That's the question left unanswered by Alex Posada, the former Florida State University student who testified under oath last week in the redistricting trial that his name was used to submit a congressional redistricting map without his permission. The map using his name became the foundation of several key portions of the final congressional map approved by legislators.
A group of voters is challenging the constitutionality of the 2012 congressional maps drawn by the Republican-controlled Legislature. But when it comes to the authorities in charge, none of them -- all Republicans -- is calling for a separate criminal investigation into identity theft or the prospect that someone lied.
"We are not going to comment during the ongoing trial. We are in the middle of litigation and are letting the process continue,'' said Ryan Duffy, spokesman for House Speaker Will Weatherford, R-Wesley Chapel.
"As this is ongoing litigation, which our office is not involved in, it would not be appropriate to comment at this time,'' said Jenn Meale, spokeswoman for Attorney General Pam Bondi.
“This matter is in the hands of the judiciary,’’ said John Tupps, spokesman for Gov. Rick Scott.

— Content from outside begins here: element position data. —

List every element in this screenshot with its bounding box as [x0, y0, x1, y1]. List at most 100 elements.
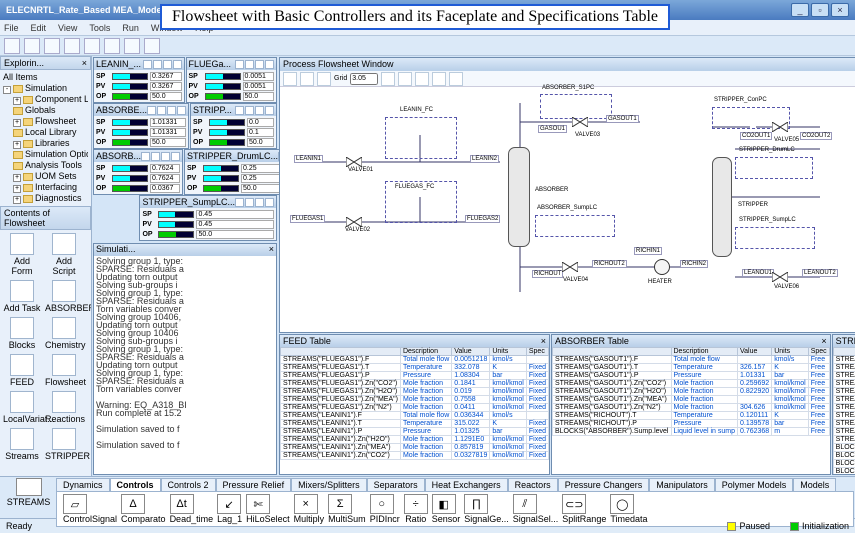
faceplate[interactable]: LEANIN_... SP0.3267 PV0.3267 OP50.0	[93, 57, 185, 103]
minimize-button[interactable]: _	[791, 3, 809, 17]
tree-label[interactable]: UOM Sets	[35, 171, 77, 181]
stream-label[interactable]: RICHIN2	[680, 260, 708, 268]
fs-tool[interactable]	[381, 72, 395, 86]
faceplate[interactable]: STRIPPER_SumpLC... SP0.45 PV0.45 OP50.0	[139, 195, 277, 241]
valve-icon[interactable]	[572, 117, 588, 127]
op-item[interactable]: ○PIDIncr	[370, 494, 400, 524]
valve-icon[interactable]	[562, 262, 578, 272]
op-item[interactable]: ⫽SignalSel...	[513, 494, 559, 524]
ops-tab[interactable]: Heat Exchangers	[425, 478, 508, 491]
stream-label[interactable]: RICHOUT2	[592, 260, 627, 268]
tool-undo[interactable]	[144, 38, 160, 54]
stream-label[interactable]: RICHIN1	[634, 247, 662, 255]
menu-run[interactable]: Run	[122, 23, 139, 33]
palette-item[interactable]: Reactions	[45, 391, 83, 424]
controller-str-sumplc[interactable]	[735, 227, 815, 249]
valve-icon[interactable]	[346, 217, 362, 227]
controller-str-drumlc[interactable]	[735, 157, 813, 179]
fs-tool[interactable]	[398, 72, 412, 86]
streams-icon[interactable]	[16, 478, 42, 496]
op-item[interactable]: ⊂⊃SplitRange	[562, 494, 606, 524]
tree-label[interactable]: Local Library	[25, 127, 77, 137]
simlog-body[interactable]: Solving group 1, type:SPARSE: Residuals …	[94, 256, 276, 450]
stream-label[interactable]: GASOU1	[538, 125, 567, 133]
tree-label[interactable]: Diagnostics	[35, 193, 82, 203]
palette-item[interactable]: Chemistry	[45, 317, 83, 350]
palette-item[interactable]: Blocks	[3, 317, 41, 350]
tree-root[interactable]: All Items	[3, 72, 88, 83]
fs-tool[interactable]	[283, 72, 297, 86]
tree-label[interactable]: Simulation	[25, 83, 67, 93]
tool-paste[interactable]	[124, 38, 140, 54]
ops-tab[interactable]: Separators	[367, 478, 425, 491]
palette-item[interactable]: Add Script	[45, 233, 83, 276]
stream-label[interactable]: LEANOU1	[742, 269, 774, 277]
stream-label[interactable]: CO2OUT1	[740, 132, 772, 140]
tree-label[interactable]: Simulation Options	[25, 149, 88, 159]
ops-tab[interactable]: Controls	[110, 478, 161, 491]
stream-label[interactable]: LEANIN1	[294, 155, 323, 163]
tree-label[interactable]: Flowsheet	[35, 116, 76, 126]
palette-item[interactable]: Add Task	[3, 280, 41, 313]
ops-tab[interactable]: Pressure Changers	[558, 478, 650, 491]
op-item[interactable]: ∏SignalGe...	[464, 494, 509, 524]
op-item[interactable]: ▱ControlSignal	[63, 494, 117, 524]
op-item[interactable]: ◯Timedata	[610, 494, 647, 524]
menu-file[interactable]: File	[4, 23, 19, 33]
ops-tab[interactable]: Reactors	[508, 478, 558, 491]
op-item[interactable]: ΔtDead_time	[170, 494, 214, 524]
stream-label[interactable]: LEANOUT2	[802, 269, 838, 277]
palette-item[interactable]: Streams	[3, 428, 41, 461]
op-item[interactable]: ↙Lag_1	[217, 494, 242, 524]
tree-label[interactable]: Libraries	[35, 138, 70, 148]
controller-abs-sumplc[interactable]	[535, 215, 615, 237]
valve-icon[interactable]	[772, 272, 788, 282]
tree-label[interactable]: Analysis Tools	[25, 160, 82, 170]
stream-label[interactable]: LEANIN2	[470, 155, 499, 163]
tool-print[interactable]	[64, 38, 80, 54]
stream-label[interactable]: CO2OUT2	[800, 132, 832, 140]
op-item[interactable]: ×Multiply	[294, 494, 325, 524]
controller-abs-s1pc[interactable]	[540, 94, 612, 119]
faceplate[interactable]: FLUEGa... SP0.0051 PV0.0051 OP50.0	[186, 57, 278, 103]
op-item[interactable]: ✄HiLoSelect	[246, 494, 290, 524]
fs-tool[interactable]	[415, 72, 429, 86]
block-stripper[interactable]	[712, 157, 732, 257]
ops-tab[interactable]: Models	[793, 478, 836, 491]
block-absorber[interactable]	[508, 147, 530, 247]
op-item[interactable]: ΣMultiSum	[328, 494, 366, 524]
ops-tab[interactable]: Manipulators	[649, 478, 715, 491]
valve-icon[interactable]	[772, 122, 788, 132]
tool-save[interactable]	[44, 38, 60, 54]
block-heater[interactable]	[654, 259, 670, 275]
tree-label[interactable]: Interfacing	[35, 182, 77, 192]
fs-tool[interactable]	[300, 72, 314, 86]
op-item[interactable]: ΔComparato	[121, 494, 166, 524]
simlog-close-icon[interactable]: ×	[269, 244, 274, 256]
ops-tab[interactable]: Polymer Models	[715, 478, 794, 491]
ops-tab[interactable]: Controls 2	[161, 478, 216, 491]
faceplate[interactable]: STRIPP... SP0.0 PV0.1 OP50.0	[190, 103, 277, 149]
menu-edit[interactable]: Edit	[31, 23, 47, 33]
tool-cut[interactable]	[84, 38, 100, 54]
stream-label[interactable]: GASOUT1	[606, 115, 639, 123]
palette-item[interactable]: ABSORBER	[45, 280, 83, 313]
feed-grid[interactable]: DescriptionValueUnitsSpecSTREAMS("FLUEGA…	[280, 347, 549, 474]
fs-tool[interactable]	[449, 72, 463, 86]
menu-view[interactable]: View	[58, 23, 77, 33]
tool-copy[interactable]	[104, 38, 120, 54]
tree-label[interactable]: Component Lists	[35, 94, 88, 104]
table-close-icon[interactable]: ×	[541, 336, 546, 346]
palette-item[interactable]: Flowsheet	[45, 354, 83, 387]
flowsheet-canvas[interactable]: LEANIN_FC FLUEGAS_FC ABSORBER_S1PC ABSOR…	[280, 87, 855, 332]
zoom-input[interactable]	[350, 73, 378, 85]
palette-item[interactable]: LocalVariat...	[3, 391, 41, 424]
stream-label[interactable]: FLUEGAS2	[465, 215, 500, 223]
palette-item[interactable]: FEED	[3, 354, 41, 387]
explorer-close-icon[interactable]: ×	[82, 58, 87, 68]
stripper-grid[interactable]: DescriptionValueUnitsSpecSTREAMS("CO2OUT…	[833, 347, 855, 474]
op-item[interactable]: ÷Ratio	[404, 494, 428, 524]
stream-label[interactable]: RICHOUT	[532, 270, 563, 278]
fs-tool[interactable]	[432, 72, 446, 86]
ops-tab[interactable]: Pressure Relief	[216, 478, 292, 491]
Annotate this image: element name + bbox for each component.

And Raoul Cantero, the former Florida Supreme Court justice who is representing the Senate in the trial said this:
“The Legislature’s duty is to draw districts in compliance with the Florida Constitution and federal law. The name associated with a particular public map is irrelevant; what is relevant is whether that map provides helpful ideas in drawing constitutionally compliant maps.”
Added Katie Betta, spokeswoman for Senate President Don Gaetz, R-Niceville: "Additionally, I would point out that we have no indication that a rule or provision of law was violated. If a law was violated, the State Attorney’s Office would certainly be better able to launch such an investigation."
We asked Willie Meggs, state attorney for the Second District in Leon County, to respond. He noted that if identity theft occurred, a law was violated, but he needs law enforcement to investigate it first.
"It should be something for the FBI to investigate or FDLE to investigate,'' he said. "We'd be happy to prosecute if there's an investigation but it's got to be FDLE or the FBI -- and will they investigate? Lord only knows."
Gretl Plessinger, spokeswoman for FDLE, said no one has called for an investigation.